St. Thomas School of Law’s Intercultural Human Rights Program, Florida Bar Public Interest Law Section Team Up for Comprehensive Human Trafficking Education October 7 CLE Course in Miami

Sep 28, 2011

Above:  Colodny Fass Shareholder and Florida Bar Public Interest Law Section Continuing Legal Education Chair Maria Elena Abate

Attorneys, lawyers, law enforcement personnel, healthcare providers, teachers, students, researchers, religious institutions and other interested members of the public are invited to attend the Florida Bar’s Public Interest Law Section’s complimentary October 7, 2011 Continuing Legal Education course on human trafficking. 

The half-day forum is scheduled from 8:30 a.m. to 1:00 p.m. at St. Thomas University, Convocation Hall, 16401 NW 37th Ave. in Miami Gardens.

Led by St. Thomas University School of Law’s Graduate Program Director and Professor Dr. Roza Pati, and coordinated by Ana Isabel Vallejo, J.D./LL.M., the program will begin with a showing of the short acclaimed film, The Fields of Mudan, which depicts international child sex trafficking, and then provide an overview of the topic of human trafficking and the role of Florida attorneys.  Attendees will learn the definition of human trafficking and applicable federal and Florida law.  An overview of the investigation and prosecution of human trafficking cases in Florida also will be given.

Colodny Fass’s Maria Elena Abate, the Florida Bar’s Public Interest Law Section Continuing Legal Education Chair, advised that the course has been approved for 4.5 General Continuing Legal Education (CLE) credits and for up to 3.5 credits toward Criminal Trial and Criminal Appellate Certification.

Attorneys will be particularly interested in the course’s instruction on related human trafficking civil and legal remedies.  Instruction will be given on employment law relief, along with how to file a human trafficking civil action, which comprises client interviewing, complaint filing, identification of trafficker assets, trial and recovery.

Participants will learn about key aspects of immigration law and the relief and remedies available to help trafficking victims.   Ethical considerations in the coordination of legal relief will be reviewed as well.

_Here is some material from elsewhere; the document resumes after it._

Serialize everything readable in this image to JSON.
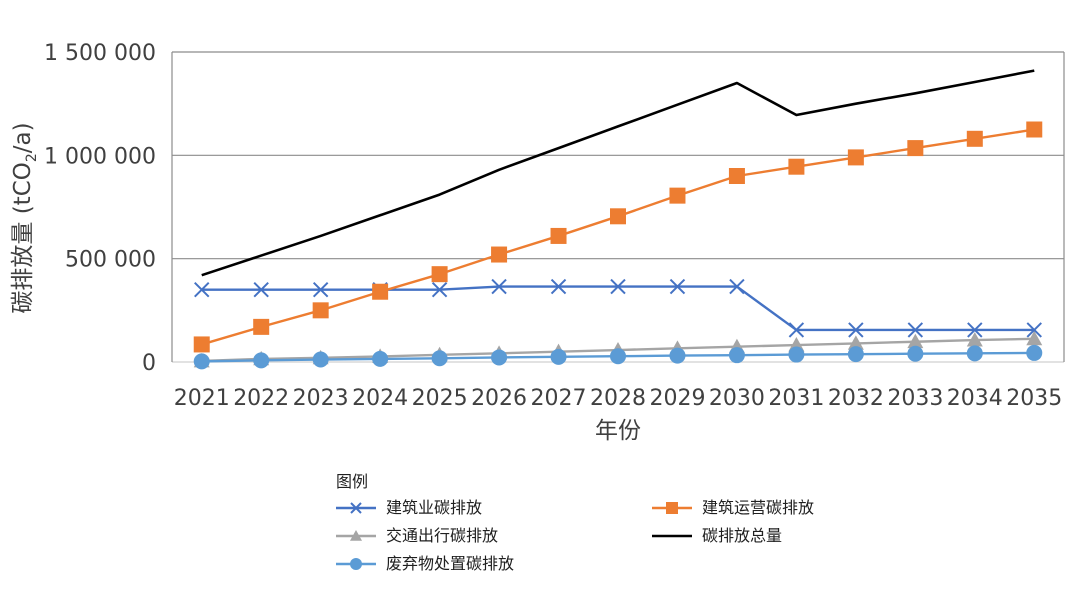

Online registration is available at:  For more information, contact:  Ana Isabel Vallejo at 305-623-2320 or

About St. Thomas University’s Efforts to End Human Trafficking

A series of conferences and workshops is currently ongoing around the globe to expand awareness of the alarming statistics on how smuggling and illegal immigration has aggravated the epidemic of human trafficking.  

Meanwhile, to address the role of academia in the crisis, Miami’s St. Thomas University President, Monsignor Franklyn M. Casale, has been reaching out for public-private sector partnerships on the issue, stressing that higher learning institutions can serve as incubators, think tanks and informational portals.

Under St. Thomas Professor Roza Pati’s direction, its School of Law’s Intercultural Human Rights Program has graduated students who now work in various areas of public service as attorneys and advocates focusing on servitude, abuse and migration.  Students seeking to earn their graduate degree are involved in the U.S. Department of Justice-funded Human Trafficking Initiative grant, for which they conduct research, gather data and provide training to the private sector and developing partnerships.

Representing academia as a keynote speaker in the U.S. Congress, the U.S. Embassy to the Holy See and in Columbia this past July, Monsignor Casale has pointed to the necessity of further in-depth study, inasmuch as human trafficking leaves no paper trail for the authorities to follow, no bank transactions to track, and not even suspicions of tax evasions.

A recent study by the International Labor Organization reveals that at least 2.45 million persons across the globe are subject to trafficking.  Out of this number, 1.2 million are children.

There is an accompanying rise in illegal immigration – to the U.S., as well as to other developed countries – with transnational victims being trafficked into commercial sexual exploitation, such as in cases of mail order or foreign bride schemes.

Florida cases include forced labor in camps (agricultural issues), nursing homes, restaurants, bars, construction sites and factories.  Fearing for their lives and the well being of those they left behind, victims keep silent on their condition.